Additionally, China has banned sex-selective abortions and theoretically, when someone now goes to have an abortion, it's illegal for the techs to tell the person whether the child is a boy or a girl. Ditto ultrasounds- techs aren't allowed to tell the parents what gender they're expecting. That isn't to say that it doesn't happen if someone is willing to pony up enough of a bribe, but it's not supposed to. If the U.S. was so serious about stopping gender selection in China, maybe we should stop issuing tourist visas to rich Chinese people who are going to the U.S. for "IVF," which really boils down to, "We want a boy enough to implant several eggs and keep the one that's male." Though would it be preferable for a female child to be born to a couple that don't want her? I don't know.

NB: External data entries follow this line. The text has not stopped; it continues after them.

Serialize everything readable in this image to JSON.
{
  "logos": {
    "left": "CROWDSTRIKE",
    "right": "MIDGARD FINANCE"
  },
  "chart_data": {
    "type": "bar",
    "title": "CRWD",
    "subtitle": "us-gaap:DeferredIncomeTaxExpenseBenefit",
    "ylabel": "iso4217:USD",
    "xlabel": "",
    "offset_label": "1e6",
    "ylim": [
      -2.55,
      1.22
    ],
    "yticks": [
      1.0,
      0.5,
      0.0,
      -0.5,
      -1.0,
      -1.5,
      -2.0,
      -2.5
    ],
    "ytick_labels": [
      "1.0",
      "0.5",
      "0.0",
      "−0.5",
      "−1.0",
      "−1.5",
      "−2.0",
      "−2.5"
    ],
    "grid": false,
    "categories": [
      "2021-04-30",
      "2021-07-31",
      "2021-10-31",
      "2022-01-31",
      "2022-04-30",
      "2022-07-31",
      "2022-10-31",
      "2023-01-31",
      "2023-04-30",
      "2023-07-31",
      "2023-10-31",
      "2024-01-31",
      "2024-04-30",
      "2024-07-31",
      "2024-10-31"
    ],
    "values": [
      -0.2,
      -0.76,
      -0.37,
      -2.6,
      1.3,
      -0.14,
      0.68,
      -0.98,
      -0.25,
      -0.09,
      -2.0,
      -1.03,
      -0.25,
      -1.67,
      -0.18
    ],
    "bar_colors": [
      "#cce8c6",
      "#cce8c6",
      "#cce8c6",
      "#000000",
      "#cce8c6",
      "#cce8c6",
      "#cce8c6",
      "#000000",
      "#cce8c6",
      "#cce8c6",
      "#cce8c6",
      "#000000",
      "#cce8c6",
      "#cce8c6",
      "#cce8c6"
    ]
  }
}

Frankly, I find India way more problematic in the sense that there's zero safety valve for girls there. At least in China, there is the possibility of adoption, even though the Chinese have dialed that back a lot (I suspect out of embarrassment that the whole world knows that if you want to adopt a baby girl, this is the place to come), but India won't allow people to adopt unless they're Indian, so you get girls who are literally named "unwanted" and/or put out like trash. I'm not saying forced abortions are desirable at all, but I think girls have it a hell of a lot better here in China, based on what I've seen, than they do in India. I also agree with Emmiedahl that when you look at our own reproductive options in the U.S., there are enough people who would make the U.S. just like China but in reverse, chaining women to beds and forcing them to have abortions if they were given the chance, that it's sort of laughable for us to talk. Neither scenario is a good one.

Posted
It's good to be aware, but the US is hardly a nation in which we can point fingers about reproductive choice.

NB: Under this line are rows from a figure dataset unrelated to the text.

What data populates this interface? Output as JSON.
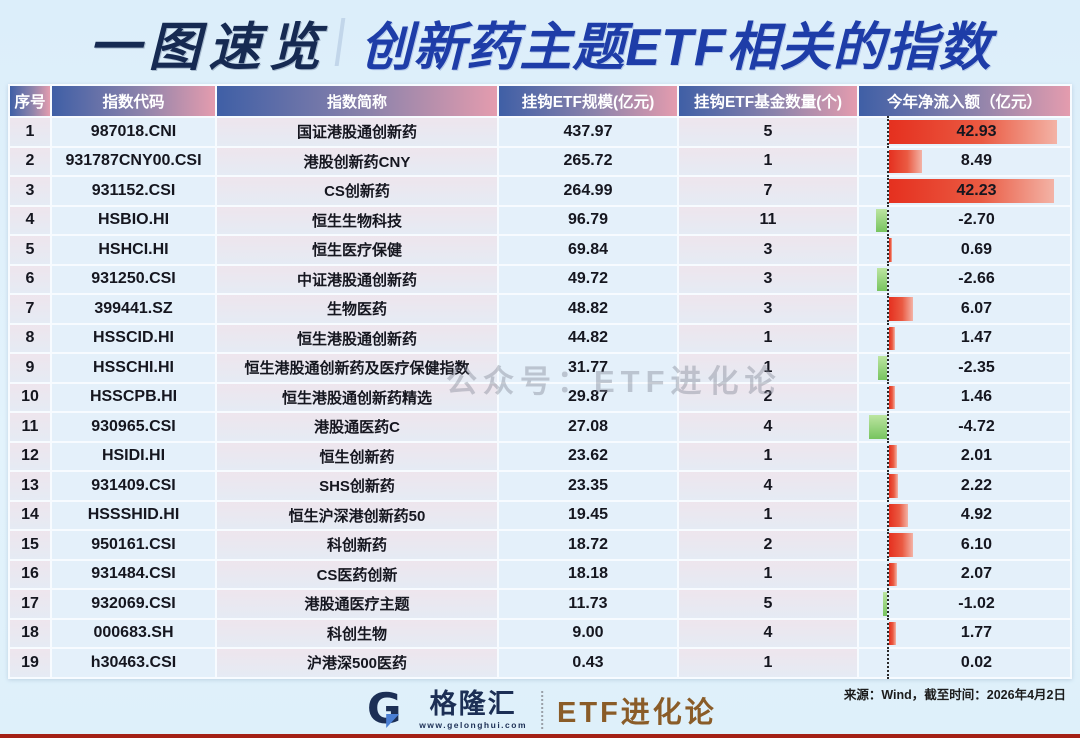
{
  "page": {
    "title_badge": "一图速览",
    "title_main": "创新药主题ETF相关的指数",
    "watermark": "公众号：ETF进化论"
  },
  "footer": {
    "source_note": "来源：Wind，截至时间：2026年4月2日",
    "brand_name": "格隆汇",
    "brand_site": "www.gelonghui.com",
    "brand_sub": "ETF进化论"
  },
  "colors": {
    "title_badge": "#162a52",
    "title_main": "#1e3da8",
    "header_gradient_left": "#3f5fa6",
    "header_gradient_right": "#e49cae",
    "cell_blue": "#e4f0fa",
    "cell_pink": "#ece5ee",
    "positive_bar_red": "#e5301f",
    "negative_bar_green": "#77c45f",
    "page_background": "#e0f1fb",
    "bottom_line": "#a32015"
  },
  "chart_data": {
    "type": "table",
    "title": "一图速览｜创新药主题ETF相关的指数",
    "columns": [
      "序号",
      "指数代码",
      "指数简称",
      "挂钩ETF规模(亿元)",
      "挂钩ETF基金数量(个)",
      "今年净流入额（亿元）"
    ],
    "bar_column": "今年净流入额（亿元）",
    "bar_style": "red bars extend right of dotted zero axis for positive values, green bars extend left for negative values",
    "bar_max_abs": 42.93,
    "rows": [
      {
        "no": "1",
        "code": "987018.CNI",
        "name": "国证港股通创新药",
        "scale": "437.97",
        "funds": "5",
        "net": "42.93",
        "net_value": 42.93
      },
      {
        "no": "2",
        "code": "931787CNY00.CSI",
        "name": "港股创新药CNY",
        "scale": "265.72",
        "funds": "1",
        "net": "8.49",
        "net_value": 8.49
      },
      {
        "no": "3",
        "code": "931152.CSI",
        "name": "CS创新药",
        "scale": "264.99",
        "funds": "7",
        "net": "42.23",
        "net_value": 42.23
      },
      {
        "no": "4",
        "code": "HSBIO.HI",
        "name": "恒生生物科技",
        "scale": "96.79",
        "funds": "11",
        "net": "-2.70",
        "net_value": -2.7
      },
      {
        "no": "5",
        "code": "HSHCI.HI",
        "name": "恒生医疗保健",
        "scale": "69.84",
        "funds": "3",
        "net": "0.69",
        "net_value": 0.69
      },
      {
        "no": "6",
        "code": "931250.CSI",
        "name": "中证港股通创新药",
        "scale": "49.72",
        "funds": "3",
        "net": "-2.66",
        "net_value": -2.66
      },
      {
        "no": "7",
        "code": "399441.SZ",
        "name": "生物医药",
        "scale": "48.82",
        "funds": "3",
        "net": "6.07",
        "net_value": 6.07
      },
      {
        "no": "8",
        "code": "HSSCID.HI",
        "name": "恒生港股通创新药",
        "scale": "44.82",
        "funds": "1",
        "net": "1.47",
        "net_value": 1.47
      },
      {
        "no": "9",
        "code": "HSSCHI.HI",
        "name": "恒生港股通创新药及医疗保健指数",
        "scale": "31.77",
        "funds": "1",
        "net": "-2.35",
        "net_value": -2.35
      },
      {
        "no": "10",
        "code": "HSSCPB.HI",
        "name": "恒生港股通创新药精选",
        "scale": "29.87",
        "funds": "2",
        "net": "1.46",
        "net_value": 1.46
      },
      {
        "no": "11",
        "code": "930965.CSI",
        "name": "港股通医药C",
        "scale": "27.08",
        "funds": "4",
        "net": "-4.72",
        "net_value": -4.72
      },
      {
        "no": "12",
        "code": "HSIDI.HI",
        "name": "恒生创新药",
        "scale": "23.62",
        "funds": "1",
        "net": "2.01",
        "net_value": 2.01
      },
      {
        "no": "13",
        "code": "931409.CSI",
        "name": "SHS创新药",
        "scale": "23.35",
        "funds": "4",
        "net": "2.22",
        "net_value": 2.22
      },
      {
        "no": "14",
        "code": "HSSSHID.HI",
        "name": "恒生沪深港创新药50",
        "scale": "19.45",
        "funds": "1",
        "net": "4.92",
        "net_value": 4.92
      },
      {
        "no": "15",
        "code": "950161.CSI",
        "name": "科创新药",
        "scale": "18.72",
        "funds": "2",
        "net": "6.10",
        "net_value": 6.1
      },
      {
        "no": "16",
        "code": "931484.CSI",
        "name": "CS医药创新",
        "scale": "18.18",
        "funds": "1",
        "net": "2.07",
        "net_value": 2.07
      },
      {
        "no": "17",
        "code": "932069.CSI",
        "name": "港股通医疗主题",
        "scale": "11.73",
        "funds": "5",
        "net": "-1.02",
        "net_value": -1.02
      },
      {
        "no": "18",
        "code": "000683.SH",
        "name": "科创生物",
        "scale": "9.00",
        "funds": "4",
        "net": "1.77",
        "net_value": 1.77
      },
      {
        "no": "19",
        "code": "h30463.CSI",
        "name": "沪港深500医药",
        "scale": "0.43",
        "funds": "1",
        "net": "0.02",
        "net_value": 0.02
      }
    ]
  }
}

Women need to be free to make their own reproductive choices; free from force and coercion, whether that comes from asshole husbands, government policies, or people screaming on the sidewalks in front of abortion clinics. Do we have that liberty here and I missed it? Not to downplay the seriousness of what is being reported, but Americans are living in a huge glass house here.

ITA.

Posted

Another problem facing rural Chinese girls in the wake of the one-child policy that so favors boys is kidnapping. There aren't enough brides to go around. There was a really eye-opening documentary a few years ago that focused on many aspects of the policy, one of them being this kidnapping phenomenon. Richer families kidnap poor, rural girls to marry their sons. The girls' families hire PIs to track them down and bring them home.